Beylikdüzü Fatma Ana Cemevi ve Kültür Merkezi
Künye
Mimari Tasarım
9016 Mimarlık
Tasarım Ekibi
Bilge Altuğ, Mehmet Metin Polat, Bengi Altuğ, Gökhan Turan, Ata Kurt, Gizem Özer, Ecem Özden
İşveren
Beylikdüzü Belediyesi
Peyzaj Projesi
Merve İmer, Doğan Onur Araz
Statik Projesi
OTS Proje Müşavirlik
Mekanik Projesi
Çilingiroğlu Mühendislik ve Müşavirlik
Elektrik Projesi
Enkom Mühendislik Müşavirlik
Aydınlatma Danışmanı
On Off Aydınlatma Tasarımı
Akustik Danışmanı
Proplan Proje
Yönlendirme Tasarımı
Emre Parlak
Mimari Mesleki Kontrollük
Mehmet Metin Polat, Bilge Altuğ
Proje Tarihi
2017
Tamamlanma Tarihi
2020
Arsa Alanı
7.800 m²
Toplam İnşaat Alanı
2.850 m²
Fotoğraflar
Yerçekim Mimari Fotoğraf
9016 Mimarlık’ın Alevi inancının “bir araya getirici” değerleri göz önüne alarak tasarladığı Beylikdüzü Fatma Ana Cemevi ve Kültür Merkezi’nde , dinin sembolik bir temsilden uzak olan mütevazi yanı, sosyal bir program eşliğinde başarıyla vurgulanmış.
Bir yarışma sonucu olarak tasarlanan Beylikdüzü Fatma Ana Cemevi ve Kültür Merkezi, 2020 yılında tamamlandı.
Bir cemevi yapısının yarışmaya açılması ve kazanan projenin ilk öneriye çok yakın bir gerçeklikte tamamlanabilmesi, günümüz mimarlık tartışmaları adına önemli bir sonuç.
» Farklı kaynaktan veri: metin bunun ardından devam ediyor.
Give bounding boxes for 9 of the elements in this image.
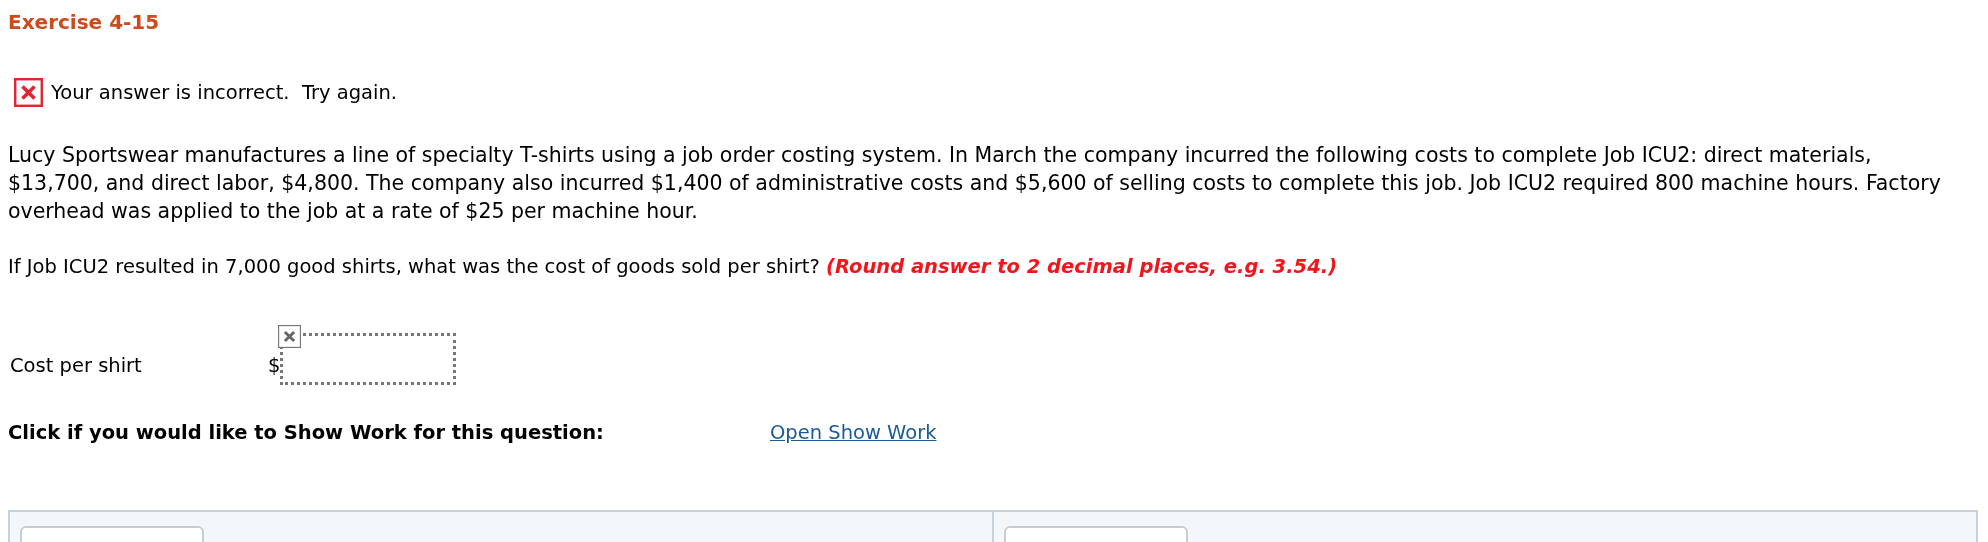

Nitekim, projenin Türkiye’de “yarışma ile yapılmış” ilk cemevi yapısı olduğu vurgulanıyor. Alevi inancının “bir araya getirici” değerleri göz önüne alınarak hazırlanan proje, Beylikdüzü Yaşam Vadisi ile ilişkili olacak şekilde, 7.800 metrekarelik bir alanda kurgulanmış. Konut alanı ve Yaşam Vadisi arasındaki bir geçiş mekanı olarak, hem Alevi kültürünün saklı kalmışlığına bir yorum getiriyor, hem de ona sakin bir görünürlük sunuyor. Projede dinin sembolik bir temsilden uzak olan mütevazi yanı başarı ile vurgulanırken, programın kendisi sosyal kılınıyor.
Kültür merkezi ve park, projenin “sosyal” bağını oluşturma amacı ile zemin katta, cemevi ise daha mahrem kılınarak üst katta konumlandırılmış. Mekan deneyimindeki süreklilik bozulmadan, mekanlardaki fonksiyonel ayrım malzeme farklılaşması ile betimlenmiş. İç-dış ilişkisini sağlayacak görsellikte doğal taş dokusunun tercih edildiği yapıda, ibadet mekanları ahşap malzeme ile vurgulanmış. Yarışmaya sunulmuş projede ibadet yapılarının tamamının ahşap strüktür ile inşa edilmesi önerisinin, ekonomik koşullar nedeniyle betonarme/ahşap birlikteliği ile sağlandığı dile getiriliyor. Tüm malzemelerin “olduğu gibi”, ham halleriyle kullanımı ise projedeki ana kararlardan biri olarak sonuç ürüne yansımış. Cem meydanı ahşap strüktürü ile ön plana çıkarken, cephesi ve gabarisi ile projenin ana programını davet edici bir dille görünür kılmış. Konferans salonu, kütüphane ve derslikler, park alanı ile bütünleşmiş. Küçük muhabbet alanı, on iki hizmetli odası ve dede odası, cem meydanı ile ilişkili olacak şekilde ayrışmış kütlelerde konumlanmış. Yarışmaya sunulan ilk öneriden farklı olarak, jürinin de önerisi ile, meydanın ve hizmet alanlarının kademelendirildiği gözlemleniyor. Böylece, gerek üst ölçek kararında belirtilen yapı-çevre etkileşiminin, gerekse de mekan deneyimindeki düşey akıcılığın güçlendiği görülüyor.
Tasarlanan bu yapının, Alevi ibadethanesi tasarımı için varılan bir noktadan ziyade, gelişiminin devam edeceği bu yolda bir basamak olması hedeflenmiş.